The (electoral) Joker Cards: Null Vote & Abstention

With regional elections around the corner and CNE in full-out sabotage mode nobody knows for certain how many will be able to vote. And this could make a pretty dramatic difference. It sounds scary, because it is.

Infographics by Mario Dávila

Null votes and abstention are there in every election and, once results are in, nobody thinks about them. But how did they really factor in during the last regional elections, and how do they predict what’s to come?

The Power of the Null

In the 2004 regional elections, the null vote averaged 5.5% of total votes. It was 4% in 2008, and 3.8% in 2012.

It might seem like pocket change, but in 2004, the null vote surpassed the difference between the winning and losing votes in Carabobo, Miranda and Yaracuy. This happened again in Carabobo and Táchira in 2008 (helping the opposition win, by the way), and in Bolívar in 2012.

Abstention can (help you) win

The number of citizens who didn’t vote was always higher than the difference between the winning and losing votes with the exception of Delta Amacuro in 2008.

And though it may seem obvious, it’s funny how, as voter turnout decreased, it got easier for the winner to lead since fewer votes were needed.

See, on these last regional elections, eight governorships were won with 25% or less of all registered voters in each state — one state took the cake in all three elections: Francisco Rangel Gómez won the governor’s race in Bolívar with 23% of the electoral registry in 2004, 25% in 2008 and a mere 18% in 2012.

Abstention and Null Votes don’t play together (or do they?)

Now, the percentage of null votes amongst total votes didn’t vary much when crossed with abstention levels. But careful here: the number of null votes seems to be directly proportional to abstention.

An abstention of, say, 42% is not the same in Miranda as it is in Táchira, as the results of 2012 depicted (830,281 and 350,762 votes respectively). But as the number of voters increases, the number of null votes decreases.

This means that in an election with informed and motivated voters (as it was in 2008), the number of voters increases — and these folks know how to vote.  

How will it play out this time?

The opposition leaders seem to have forgotten about last year’s referendum, inhabilitaciones and political prisoners, to favor a widely unpopular CNE in all the regular (and irregular) steps to hold regional elections. Chavismo protected their unpopular governors by choosing different candidates for some states, while throwing away money in anything but modest campaigns full of age-old promises.

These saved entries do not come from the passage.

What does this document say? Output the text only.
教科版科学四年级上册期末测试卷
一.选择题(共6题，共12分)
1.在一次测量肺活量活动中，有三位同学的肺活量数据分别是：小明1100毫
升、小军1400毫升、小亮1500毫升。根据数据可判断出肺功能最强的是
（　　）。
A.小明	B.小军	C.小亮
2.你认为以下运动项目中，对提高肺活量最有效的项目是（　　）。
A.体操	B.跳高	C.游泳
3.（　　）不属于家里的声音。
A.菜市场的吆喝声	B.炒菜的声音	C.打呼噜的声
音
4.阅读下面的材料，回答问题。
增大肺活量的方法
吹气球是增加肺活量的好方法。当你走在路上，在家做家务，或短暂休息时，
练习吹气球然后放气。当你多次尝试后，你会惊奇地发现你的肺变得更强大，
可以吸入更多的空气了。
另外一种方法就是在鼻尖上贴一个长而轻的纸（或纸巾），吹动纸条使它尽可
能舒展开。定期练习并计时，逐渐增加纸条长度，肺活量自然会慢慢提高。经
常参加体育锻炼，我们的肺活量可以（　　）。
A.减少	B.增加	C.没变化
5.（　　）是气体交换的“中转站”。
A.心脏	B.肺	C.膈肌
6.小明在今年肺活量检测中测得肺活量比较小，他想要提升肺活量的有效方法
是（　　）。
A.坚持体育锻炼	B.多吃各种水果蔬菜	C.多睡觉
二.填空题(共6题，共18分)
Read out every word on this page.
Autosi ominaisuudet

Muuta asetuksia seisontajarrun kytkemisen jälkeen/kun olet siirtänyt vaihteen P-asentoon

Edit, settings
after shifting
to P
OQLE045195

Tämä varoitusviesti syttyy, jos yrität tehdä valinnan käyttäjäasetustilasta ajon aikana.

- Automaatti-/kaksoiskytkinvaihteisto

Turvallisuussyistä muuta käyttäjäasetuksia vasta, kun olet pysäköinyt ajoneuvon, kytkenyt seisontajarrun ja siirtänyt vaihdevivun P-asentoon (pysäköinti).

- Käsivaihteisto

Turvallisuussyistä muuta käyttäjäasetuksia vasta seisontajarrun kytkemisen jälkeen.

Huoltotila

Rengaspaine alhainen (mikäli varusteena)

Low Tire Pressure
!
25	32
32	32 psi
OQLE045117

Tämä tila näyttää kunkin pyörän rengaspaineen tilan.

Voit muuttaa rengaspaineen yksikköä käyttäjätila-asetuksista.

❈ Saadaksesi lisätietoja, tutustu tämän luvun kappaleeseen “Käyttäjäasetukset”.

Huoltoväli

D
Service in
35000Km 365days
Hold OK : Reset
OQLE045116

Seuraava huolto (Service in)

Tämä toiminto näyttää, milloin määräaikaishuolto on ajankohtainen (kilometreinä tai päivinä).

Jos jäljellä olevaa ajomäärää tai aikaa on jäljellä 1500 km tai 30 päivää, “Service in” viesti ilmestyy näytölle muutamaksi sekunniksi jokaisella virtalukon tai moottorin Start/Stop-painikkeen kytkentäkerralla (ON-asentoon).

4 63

So these elections come right at us with (apparently) unmotivated citizens, who don’t think this election will make much difference in their daily life.

In this scenario, the null votes and the abstention could make a huge difference.

If, for example, traditional opposition municipalities like Baruta and Chacao don’t pull in good numbers, or show up making a bunch of mistakes at the voting stations, the opposition candidate for Miranda will lose.

Keep an eye on these joker cards, for they might be critical.